7 On Your Side Investigates reached out to the Governor's Office of Storm Recovery, the state agency in charge of NY Rising.

"Through the NY Rising Housing Recovery Program, GOSR remains committed to assisting as many homeowners as possible to successfully complete their recovery and resiliency projects- allowing them to join the 10,000 New Yorkers who have already utilized State funding to complete their required repairs. By providing individualized case management and recognizing that there is no 'one-size-fits-all' approach to recovery, GOSR continues to help as many applicants as possible to cross the finish line, understanding that more resilient housing stock makes all of our communities stronger, smarter and better prepared," wrote Thehbia Hiwot, GOSR Executive Director of Housing, Buyouts and Acquisition, in a statement.

A GOSR spokesperson also clarified, due to COVID-19, homeowners would not be penalized for scheduling inspections after March 13.

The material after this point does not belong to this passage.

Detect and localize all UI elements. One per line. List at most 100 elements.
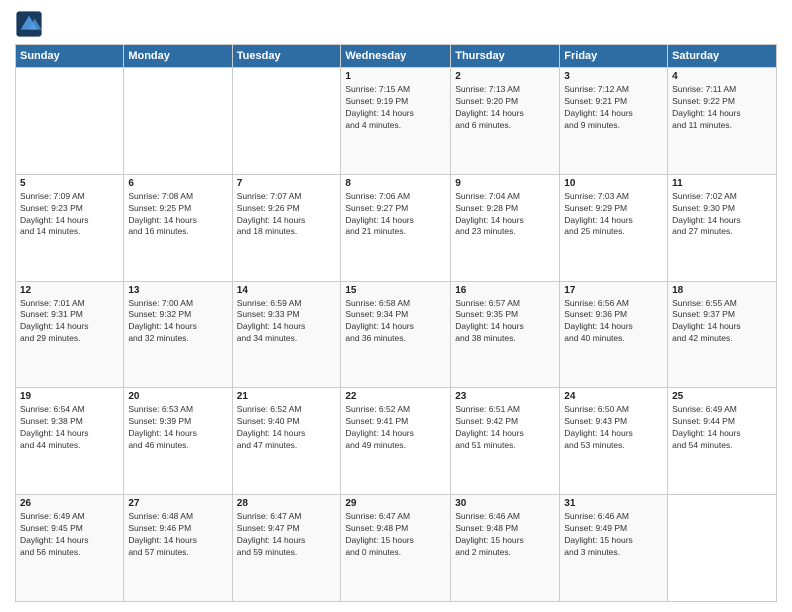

She said only applicants who received funds for work which is not feasible to complete or which they opt not to complete will be asked to return recovery dollars.

Applicants required to return unused or misused funds would be offered a monthly, no interest payment plan, according to the spokesperson, after exhausting an appeals process available to them.

It's some reassurance but little consolation for people like Shohet and Goldstone who say they need more help from the state navigating the challenges of a complicated home makeover if they are going to get the job done.

"It has been nothing but an uphill battle for over seven years," Goldstone said. "I have no more tears. So it's really, it's just very sad."

"I'm tired," Shohet said. "I really just want to go home."